Johannes Eisele/AFP/Getty Images
People walk past a branch of the Capital One Bank on April 17, 2019 in New York City.

Editor’s Note: Marc Rotenberg is president of the Electronic Privacy Information Center, a non-partisan research center in Washington, DC. The opinions expressed in this commentary are his own.

Just as members of Congress head off for the August recess, Capital One customers are receiving news that a criminal hacker gained access to their credit card application data, including Social Security numbers, bank account numbers, names, home addresses, credit scores, credit limits and balances. The breach impacted 106 million Capital One customers. This is one of the largest breaches of personal data held by a financial institution in US history. And this data breach makes identity theft and financial fraud possible.

According to the Federal Trade Commission, data security problems are getting worse. The FTC received nearly three million complaints from consumers in 2018. Consumer fraud was up 38% from the year before, costing consumers $1.48 billion in the past year. Identity theft consistently ranks among the top consumer complaints made to the FTC. There was a 24% increase last year in identity theft reports that involved credit card fraud on new accounts.

When the first wave of data breaches hit US financial institutions in 2011, we warned Congress that a lot more needs to be done to safeguard personal data held by US companies or else these problems will get worse. I told the Senate, “financial privacy protections need to be strengthened in the United States.”

Over the last several years, we have witnessed foreign adversaries, in addition to criminal hackers, target financial records, health records, Social Security numbers, and other personal details collected by US companies. When we learned of a breach at the Office of Personnel Management in June 2015 that compromised 22.5 million records, including sensitive background information and the digitized fingerprints of more than 5 million federal employees, it became clear that data protection is today a matter of national security.

We urged Congress to update federal privacy laws and to establish a data protection agency to address growing consumer concern about the misuse of their personal data. But Congress ignored our warnings. Meanwhile, the European Union established the European General Data Protection Regulation in 2018, which established a comprehensive approach to privacy protection. There are clear limits on the collection and use of personal data, strong security obligations and requirements for prompt notification of a data breach. The Europeans also have agencies with specific expertise and authority for data protection, not like in the United States where agencies, such as the FTC, treat privacy oversight as one of several responsibilities. Financial fraud and identity theft remain a concern in Europe, but the risks are much less severe.

US firms that collect financial data on US consumers should also ensure that credit monitoring services are available to all their customers at no cost. It is unreasonable to expect consumers to bear the cost of lax security practices. Next, credit reporting agencies should change the default on access to credit reports by third parties. Instead of the current setting, which allows virtually anyone to pull someone’s credit report, credit reporting agencies should establish a credit freeze for all disclosures. Consumers would still retain the ability to disclose their report when they choose to do so.

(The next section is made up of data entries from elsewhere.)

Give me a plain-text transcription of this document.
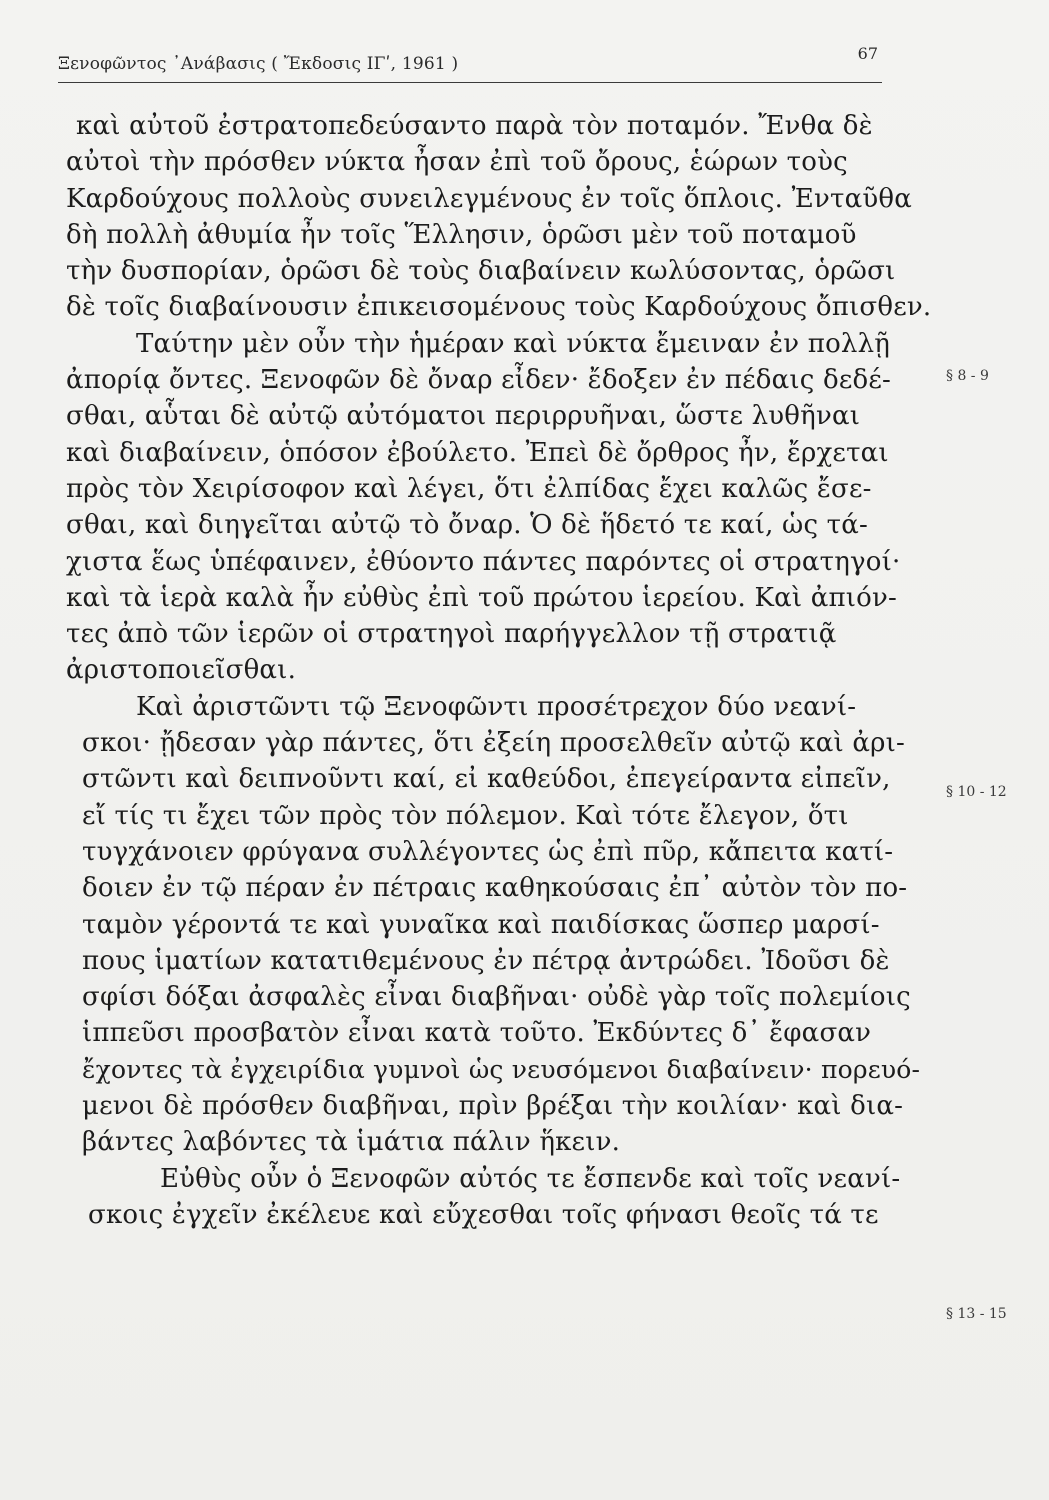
Ξενοφῶντος ᾿Ανάβασις ( Ἔκδοσις ΙΓʹ, 1961 )
67
καὶ αὐτοῦ ἐστρατοπεδεύσαντο παρὰ τὸν ποταμόν. Ἔνθα δὲ
αὐτοὶ τὴν πρόσθεν νύκτα ἦσαν ἐπὶ τοῦ ὄρους, ἑώρων τοὺς
Καρδούχους πολλοὺς συνειλεγμένους ἐν τοῖς ὅπλοις. Ἐνταῦθα
δὴ πολλὴ ἀθυμία ἦν τοῖς Ἕλλησιν, ὁρῶσι μὲν τοῦ ποταμοῦ
τὴν δυσπορίαν, ὁρῶσι δὲ τοὺς διαβαίνειν κωλύσοντας, ὁρῶσι
δὲ τοῖς διαβαίνουσιν ἐπικεισομένους τοὺς Καρδούχους ὄπισθεν.
Ταύτην μὲν οὖν τὴν ἡμέραν καὶ νύκτα ἔμειναν ἐν πολλῇ
ἀπορίᾳ ὄντες. Ξενοφῶν δὲ ὄναρ εἶδεν· ἔδοξεν ἐν πέδαις δεδέ-
σθαι, αὗται δὲ αὐτῷ αὐτόματοι περιρρυῆναι, ὥστε λυθῆναι
καὶ διαβαίνειν, ὁπόσον ἐβούλετο. Ἐπεὶ δὲ ὄρθρος ἦν, ἔρχεται
πρὸς τὸν Χειρίσοφον καὶ λέγει, ὅτι ἐλπίδας ἔχει καλῶς ἔσε-
σθαι, καὶ διηγεῖται αὐτῷ τὸ ὄναρ. Ὁ δὲ ἥδετό τε καί, ὡς τά-
χιστα ἕως ὑπέφαινεν, ἐθύοντο πάντες παρόντες οἱ στρατηγοί·
καὶ τὰ ἱερὰ καλὰ ἦν εὐθὺς ἐπὶ τοῦ πρώτου ἱερείου. Καὶ ἀπιόν-
τες ἀπὸ τῶν ἱερῶν οἱ στρατηγοὶ παρήγγελλον τῇ στρατιᾷ
ἀριστοποιεῖσθαι.
Καὶ ἀριστῶντι τῷ Ξενοφῶντι προσέτρεχον δύο νεανί-
σκοι· ᾔδεσαν γὰρ πάντες, ὅτι ἐξείη προσελθεῖν αὐτῷ καὶ ἀρι-
στῶντι καὶ δειπνοῦντι καί, εἰ καθεύδοι, ἐπεγείραντα εἰπεῖν,
εἴ τίς τι ἔχει τῶν πρὸς τὸν πόλεμον. Καὶ τότε ἔλεγον, ὅτι
τυγχάνοιεν φρύγανα συλλέγοντες ὡς ἐπὶ πῦρ, κἄπειτα κατί-
δοιεν ἐν τῷ πέραν ἐν πέτραις καθηκούσαις ἐπ᾿ αὐτὸν τὸν πο-
ταμὸν γέροντά τε καὶ γυναῖκα καὶ παιδίσκας ὥσπερ μαρσί-
πους ἱματίων κατατιθεμένους ἐν πέτρᾳ ἀντρώδει. Ἰδοῦσι δὲ
σφίσι δόξαι ἀσφαλὲς εἶναι διαβῆναι· οὐδὲ γὰρ τοῖς πολεμίοις
ἱππεῦσι προσβατὸν εἶναι κατὰ τοῦτο. Ἐκδύντες δ᾿ ἔφασαν
ἔχοντες τὰ ἐγχειρίδια γυμνοὶ ὡς νευσόμενοι διαβαίνειν· πορευό-
μενοι δὲ πρόσθεν διαβῆναι, πρὶν βρέξαι τὴν κοιλίαν· καὶ δια-
βάντες λαβόντες τὰ ἱμάτια πάλιν ἥκειν.
Εὐθὺς οὖν ὁ Ξενοφῶν αὐτός τε ἔσπενδε καὶ τοῖς νεανί-
σκοις ἐγχεῖν ἐκέλευε καὶ εὔχεσθαι τοῖς φήνασι θεοῖς τά τε
§ 8 - 9
§ 10 - 12
§ 13 - 15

We also need new privacy enhancing techniques that minimize the dependence on personal information, such as Social Security numbers and dates of birth, that open the door to data breach and identity theft. Techniques that separate one’s identity from authentication, that minimize the use of their personal data and that anticipate the risk of breach reduce costs for companies and consumers.

But little of this will happen until Congress steps up and passes privacy legislation to safeguard consumers. Congress needs to update federal privacy laws, to establish meaningful oversight and to encourage business practices that are more resilient when breaches occur.

Many states recognize the problem. Just last week New York Governor Andrew Cuomo signed the SHIELD Act to update the state’s data breach law. And the California Consumer Privacy Act, which goes into force next year, establishes important standards for privacy protection.

Congress should enact a federal baseline law that will raise data protection standards across the country and also allow states to continue to develop stronger protections if they choose. Congress also needs to create a data protection agency to take on the challenges ahead. The failure to update privacy law will burden US consumers and businesses.

Congress has a lot of work to do. This is not the time to go to the beach.